Der Antragsteller – ein Versicherter, welcher an einer seltenen Erbkrankheit leide und daher besorgt sei, trotz der Anonymisierungsmaßnahmen leicht identifiziert werden zu können – habe gewichtige Bedenken gegen die streitgegenständlichen Vorschriften vorgebracht. Darüber hinaus waren diese bereits im Gesetzgebungsverfahren umstritten; die Verhältnismäßigkeit der angegriffenen Vorschriften wurde unter den Aspekten des Re-Identifikationsrisikos, der Datensicherheit insbesondere im Hinblick auf die Möglichkeit einer Verschlüsselung der Daten statt einer Anonymisierung oder Pseudonymisierung und des Selbstbestimmungsrechts der gesetzlich Versicherten über ihre Daten diskutiert sowie mit Blick auf den sensiblen Charakter der genutzten Daten auch in Teilen bezweifelt.

Das Bundesverfassungsgericht lehnte den Antrag auf Erlass einer einstweiligen Anordnung und damit eine vorläufige Kassation oder Abmilderung der Vorschrift jedoch ab, da die vorläufige Außerkraftsetzung der angegriffenen Regelung nicht offensichtlich geboten gewesen sei zur Abwehr schwerer Nachteile, zur Verhinderung drohender Gewalt oder aus einem anderen wichtigen Grund zum gemeinen Wohl. Insoweit sah es die Anforderungen des § 32 BVerfGG nicht als erfüllt an.

Gleichwohl betonte das Gericht, dass eine gegebenenfalls noch zu erhebende Verfassungsbeschwerde nach derzeitigem Erkenntnisstand nicht offensichtlich unzulässig oder unbegründet wäre. In einem gegebenenfalls durchzuführenden Hauptsacheverfahren würden sich komplexe Fragen der verfassungsrechtlichen Datenschutzdogmatik stellen, insbesondere die Frage, ob die vom Gesetzgeber mit dem Digitale-Versorgung-Gesetz verfolgten Zwecke auch durch eine in Umfang, Erhebungs- oder Verarbeitungsmodalitäten begrenzte Datennutzung (zum Beispiel durch verpflichtend einzuholende Einwilligungen oder weiter als bisher reichende Widerspruchsmöglichkeiten der Versicherten) im Ergebnis ohne nennenswerte Abstriche hinsichtlich Repräsentativität und Qualität des Datenmaterials erreicht werden könnten.

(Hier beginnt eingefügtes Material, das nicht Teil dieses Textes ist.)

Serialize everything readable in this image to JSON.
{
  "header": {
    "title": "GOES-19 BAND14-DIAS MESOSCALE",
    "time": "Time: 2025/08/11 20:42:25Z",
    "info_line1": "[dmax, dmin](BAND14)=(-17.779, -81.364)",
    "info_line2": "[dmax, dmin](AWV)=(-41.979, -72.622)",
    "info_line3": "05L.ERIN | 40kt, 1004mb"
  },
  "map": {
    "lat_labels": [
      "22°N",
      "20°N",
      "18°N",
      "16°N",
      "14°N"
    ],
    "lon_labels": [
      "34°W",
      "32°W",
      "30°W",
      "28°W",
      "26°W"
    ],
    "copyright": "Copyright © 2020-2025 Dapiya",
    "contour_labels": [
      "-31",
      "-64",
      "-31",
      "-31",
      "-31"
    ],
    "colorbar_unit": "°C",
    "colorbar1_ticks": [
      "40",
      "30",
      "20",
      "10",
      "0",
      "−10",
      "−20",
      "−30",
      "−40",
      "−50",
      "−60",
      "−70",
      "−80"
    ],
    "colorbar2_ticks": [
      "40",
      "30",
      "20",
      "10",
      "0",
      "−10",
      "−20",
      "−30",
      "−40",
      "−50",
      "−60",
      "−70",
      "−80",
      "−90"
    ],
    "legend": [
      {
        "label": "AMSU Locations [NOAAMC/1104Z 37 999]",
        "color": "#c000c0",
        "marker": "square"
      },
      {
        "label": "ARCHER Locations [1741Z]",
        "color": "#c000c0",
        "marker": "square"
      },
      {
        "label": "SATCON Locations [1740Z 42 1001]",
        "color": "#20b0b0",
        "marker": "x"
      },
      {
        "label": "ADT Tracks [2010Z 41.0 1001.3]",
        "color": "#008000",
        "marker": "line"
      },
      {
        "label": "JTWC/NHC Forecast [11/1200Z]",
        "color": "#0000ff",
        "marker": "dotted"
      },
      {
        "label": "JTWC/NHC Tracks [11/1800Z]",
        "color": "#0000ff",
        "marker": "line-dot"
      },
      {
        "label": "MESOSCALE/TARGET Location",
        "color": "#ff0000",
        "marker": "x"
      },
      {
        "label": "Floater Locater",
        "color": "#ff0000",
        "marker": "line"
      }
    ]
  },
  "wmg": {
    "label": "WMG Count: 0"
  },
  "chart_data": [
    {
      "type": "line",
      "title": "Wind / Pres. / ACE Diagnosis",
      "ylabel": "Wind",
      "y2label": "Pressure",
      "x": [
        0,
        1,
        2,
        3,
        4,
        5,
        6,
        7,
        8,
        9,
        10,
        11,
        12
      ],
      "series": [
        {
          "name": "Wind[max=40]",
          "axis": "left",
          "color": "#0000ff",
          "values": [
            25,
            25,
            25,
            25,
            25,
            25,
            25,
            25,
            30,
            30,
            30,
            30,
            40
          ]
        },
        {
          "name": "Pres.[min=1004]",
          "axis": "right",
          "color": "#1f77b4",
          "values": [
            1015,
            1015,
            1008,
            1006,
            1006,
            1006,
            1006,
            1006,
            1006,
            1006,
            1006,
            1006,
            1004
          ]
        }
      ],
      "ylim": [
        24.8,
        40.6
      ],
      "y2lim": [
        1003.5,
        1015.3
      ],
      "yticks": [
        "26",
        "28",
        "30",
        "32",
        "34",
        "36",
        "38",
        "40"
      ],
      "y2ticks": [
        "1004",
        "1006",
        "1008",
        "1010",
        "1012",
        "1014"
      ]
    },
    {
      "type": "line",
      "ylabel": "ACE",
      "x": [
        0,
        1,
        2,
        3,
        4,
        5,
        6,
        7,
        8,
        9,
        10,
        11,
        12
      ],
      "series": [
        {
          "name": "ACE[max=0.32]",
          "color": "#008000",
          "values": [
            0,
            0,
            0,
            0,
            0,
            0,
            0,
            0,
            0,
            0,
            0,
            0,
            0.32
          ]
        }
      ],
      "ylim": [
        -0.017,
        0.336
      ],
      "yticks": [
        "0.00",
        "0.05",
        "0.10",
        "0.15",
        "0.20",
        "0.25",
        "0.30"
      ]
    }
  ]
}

Das Bundesverfassungsgericht hat also die Skeptiker und Kritiker, die etwa im Gesetzgebungsverfahren auf einen höheren Datenschutz gepocht haben, wahrgenommen. In einem Hauptsacheverfahren zu einer Verfassungsbeschwerde wird es zu gegebener Zeit damit eine umfangreiche, kritische und ergebnisoffene Auseinandersetzung mit den Regelungen geben. Das dicke Ende kommt also erst noch.

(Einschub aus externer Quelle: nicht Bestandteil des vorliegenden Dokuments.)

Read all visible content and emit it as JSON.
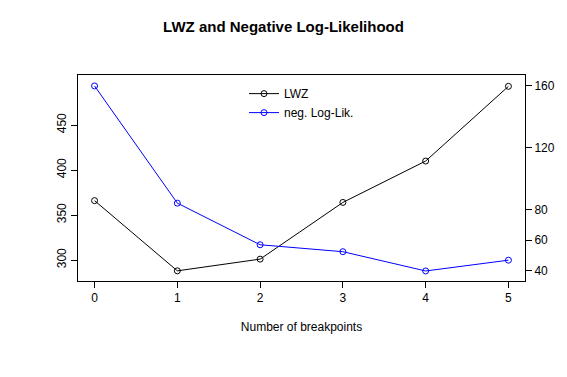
{
  "chart_data": {
    "type": "line",
    "title": "LWZ and Negative Log-Likelihood",
    "x_label": "Number of breakpoints",
    "x": [
      0,
      1,
      2,
      3,
      4,
      5
    ],
    "xlim": [
      -0.2,
      5.2
    ],
    "xticks": [
      0,
      1,
      2,
      3,
      4,
      5
    ],
    "ylim": [
      276.7,
      505.6
    ],
    "yticks": [
      300,
      350,
      400,
      450
    ],
    "y2lim": [
      33.5,
      167.1
    ],
    "y2ticks": [
      40,
      60,
      80,
      120,
      160
    ],
    "grid": false,
    "legend": "top",
    "series": [
      {
        "name": "LWZ",
        "color": "#000000",
        "marker": "open-circle",
        "line_style": "solid",
        "values": [
          366,
          288,
          301,
          364,
          410,
          493
        ]
      },
      {
        "name": "neg. Log-Lik.",
        "color": "#0000ff",
        "marker": "open-circle",
        "line_style": "solid",
        "axis": "y2",
        "values": [
          160,
          84,
          57,
          52.5,
          40,
          47
        ]
      }
    ]
  }
}
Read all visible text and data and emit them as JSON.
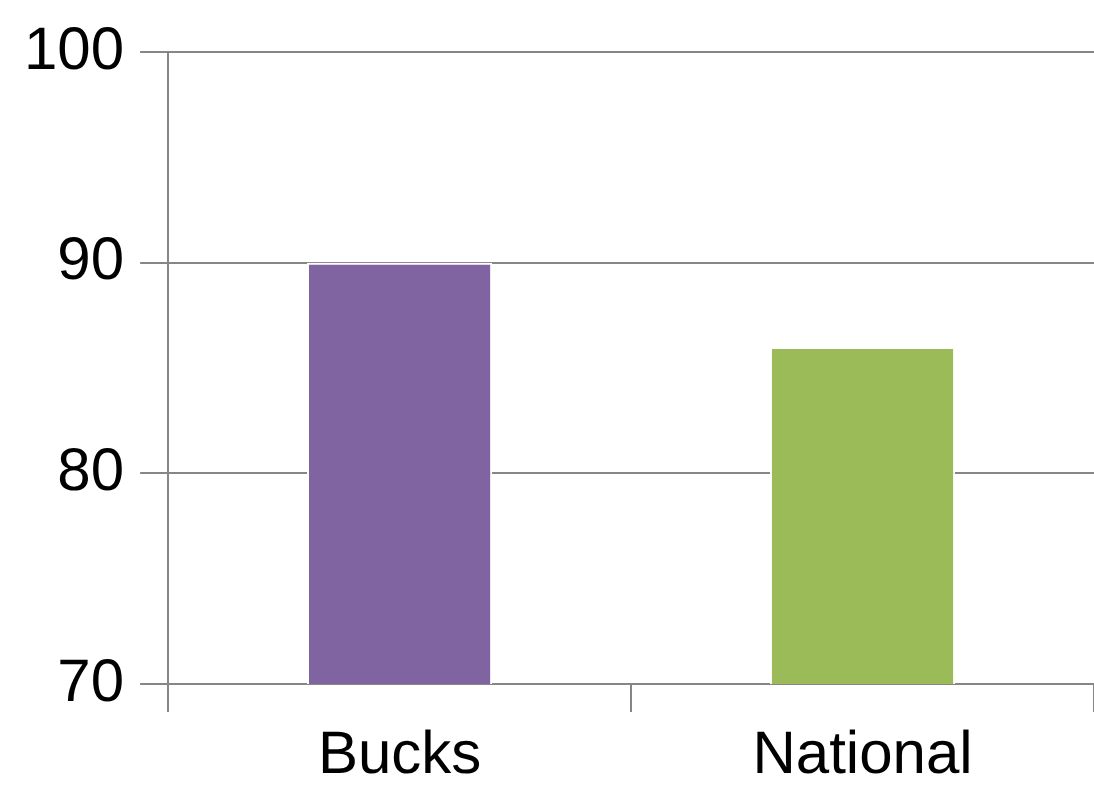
{
  "chart_data": {
    "type": "bar",
    "categories": [
      "Bucks",
      "National"
    ],
    "values": [
      90,
      86
    ],
    "colors": [
      "#8064a2",
      "#9bbb59"
    ],
    "ylim": [
      70,
      100
    ],
    "yticks": [
      70,
      80,
      90,
      100
    ],
    "grid": "y",
    "legend": false
  }
}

Es ist zu erwarten, dass das Bundesverfassungsgericht dann allgemeine Ausführungen dazu machen wird, wie Datenschutz und die positiven Effekte der Datennutzung für die Gesundheitsversorgung zu gewichten und in Einklang zu bringen sind. Es bietet sich damit für das Gericht die Chance, einer reflexartig postulierten Datenschutzmaxime entgegenzutreten und im Wege einer sachlichen abwägenden Entscheidung die Vorteile der Datenmedizin angemessen zu berücksichtigen. Damit kann ein Baustein gelegt werden, um die durch das DVG vorangetrieben Medizindigitalisierung in Deutschland gewähren zu lassen oder gar weiter voranzubringen. Denn während einige Gesundheitssysteme seit Jahren digitale Versorgungen vorantreiben, nimmt Deutschland in entsprechenden Digitalisierungs-Rankings meist noch einen hinteren Platz ein[2].

Vorberg.Law plädierte schon immer für eine sachliche und objektiv risikoorientierte Abwägung des Datenschutzes auf der einen Seite mit den zu erwartenden Vorteilen für die Gesundheitsversorgung auf der anderen Seite. Es soll betont werden, dass eine umfangreiche Datenmedizin mannigfaltige Chancen für eine zügige und effektive Entwicklung der Versorgung bieten kann und hier nicht jede Entwicklung unter einem unangemessenen Datenschutz erstickt werden sollte, der meist eher aus einem Gefühl des Unwohlseins resultiert, nicht aber faktisch zu begründen wäre und damit zum Tragen kommen muss. Daten retten Leben. Mit dieser Gewichtung müssen Datenrisiken in einem angemessenen Maß in Kauf genommen werden. Das bedeutet: Datenschutz muss ernst genommen werden. Die Vorteile der Datenmedizin aber genauso.